3. The two English-language versions differ in the following ways: the omission of the Annex (replaced by a page advertising Technical Report Series numbers 771-789); the omission of Recommendation 9.9.3, which refers to it; the fixing of the sentence on page 18 which had implied that alcohol was covered by the international conventions; and an extra line in the printing record at the bottom of p. ii: "94/9990 - Benteli - 7000". A replacement copy was mailed to those known to have received the earlier version with a slip page stating: "For technical reasons, the first printing of this book has had to be withdrawn. The present volume replaces the earlier copy, which should be destroyed." In the French edition of the report, the "Annexe" was backed by a page of advertising rather than of text, so the French edition was distributed after the Executive Board decision (e.g., at the Vienna Narcotics Commission meetings in May 1994) with the "Annexe" page cut out.
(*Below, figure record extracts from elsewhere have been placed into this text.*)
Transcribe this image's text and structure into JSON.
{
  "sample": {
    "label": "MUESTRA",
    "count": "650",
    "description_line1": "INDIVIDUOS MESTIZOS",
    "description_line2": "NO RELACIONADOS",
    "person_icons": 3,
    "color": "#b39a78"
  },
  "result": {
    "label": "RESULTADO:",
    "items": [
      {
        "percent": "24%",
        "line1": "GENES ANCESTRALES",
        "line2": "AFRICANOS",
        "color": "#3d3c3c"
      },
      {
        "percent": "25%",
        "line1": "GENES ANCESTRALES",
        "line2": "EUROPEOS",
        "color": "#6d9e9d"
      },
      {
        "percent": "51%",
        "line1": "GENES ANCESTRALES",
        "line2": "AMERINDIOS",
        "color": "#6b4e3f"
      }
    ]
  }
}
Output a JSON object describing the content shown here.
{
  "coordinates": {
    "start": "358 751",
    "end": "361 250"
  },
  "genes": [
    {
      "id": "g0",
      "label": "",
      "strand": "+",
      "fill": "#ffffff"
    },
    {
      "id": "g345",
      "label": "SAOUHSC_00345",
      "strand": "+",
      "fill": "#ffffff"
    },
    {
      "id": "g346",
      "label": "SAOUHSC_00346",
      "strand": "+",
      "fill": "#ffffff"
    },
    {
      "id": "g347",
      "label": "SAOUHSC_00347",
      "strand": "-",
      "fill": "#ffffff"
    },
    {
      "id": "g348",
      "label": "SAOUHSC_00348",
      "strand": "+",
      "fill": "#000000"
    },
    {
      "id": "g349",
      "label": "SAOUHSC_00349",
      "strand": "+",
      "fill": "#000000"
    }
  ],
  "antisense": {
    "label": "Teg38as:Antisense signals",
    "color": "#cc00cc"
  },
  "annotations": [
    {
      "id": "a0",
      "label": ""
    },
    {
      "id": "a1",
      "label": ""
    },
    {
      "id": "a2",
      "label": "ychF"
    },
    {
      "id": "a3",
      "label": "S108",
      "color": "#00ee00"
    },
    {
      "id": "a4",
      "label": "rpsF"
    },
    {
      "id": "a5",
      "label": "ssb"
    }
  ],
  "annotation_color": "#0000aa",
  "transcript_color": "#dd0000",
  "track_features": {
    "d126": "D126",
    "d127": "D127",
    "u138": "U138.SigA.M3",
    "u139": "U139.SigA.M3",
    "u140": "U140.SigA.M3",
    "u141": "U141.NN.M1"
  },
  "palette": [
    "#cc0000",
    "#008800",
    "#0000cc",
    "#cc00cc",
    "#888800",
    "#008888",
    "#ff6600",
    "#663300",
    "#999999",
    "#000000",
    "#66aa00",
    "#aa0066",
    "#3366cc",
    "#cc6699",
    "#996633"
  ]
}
4. The text of the Annex follows:

WHO's contribution on drug use to the report United Nations action in the field of human rights

Drug users represent a specific population in which there is a high risk that human rights and fundamental freedoms will not be respected. WHO recognizes that violations of the human rights of drug users may be considered under the following groupings:

* Persecution: in some countries, there may be specific legislation that denies drug users their basic rights, and may actually sanction the active contravention of human rights through oppression, mistreatment and harassment;

* Discrimination: in many countries, unwritten policies and cultural norms exist which sanction discriminatory practices against drug users; these may take the form of restrictions on freedom of movement (such as obtaining passports and visas), access to employment and access to quality services; and

* Consequences of drug use and drug-using environment: the consequences of drug use may have an impact on the human rights of individuals, their families and the local community. Because of their reduced capacity to earn an income and the need to adopt certain lifestyles to support their drug use, drug users may be unable to fulfil both their own and their families' basic needs, and hence risk exploitation through cheap labour, criminal activity and prostitution. Women and youth are at the greatest risk. The promotion of health-damaging products such as alcohol and tobacco, using misleading information and targeted at high-risk populations, is common practice. Certain WHO projects specifically address these issues. These include projects geared to street children; the consequences of cocaine use by pregnant women; and appropriate drug interventions for indigenous populations that have retained their traditional cultures; and country and regional projects designed to develop national demand-reduction strategies, with due regard to human rights issues.

Although a footnote stated that this was "reproduced from United Nations action in the field of human rights. New York, United Nations, 1993", this publication had in fact been delayed beyond the middle of 1994, and it is reported that the text quoted in the Annex was removed from it.

5. 9.9.1 "WHO should review ethical and human rights issues relating to the status of drug users, their families and others who may be affected by drug use, and encourage appropriate action by Member States on such issues. Particular attention should be paid to issues raised by compulsory treatment, the protection of rights within the penal system, data protection, rights of access to treatment and social assistance, child custody, the implications of drug-testing in the workplace, and the protection of research volunteers."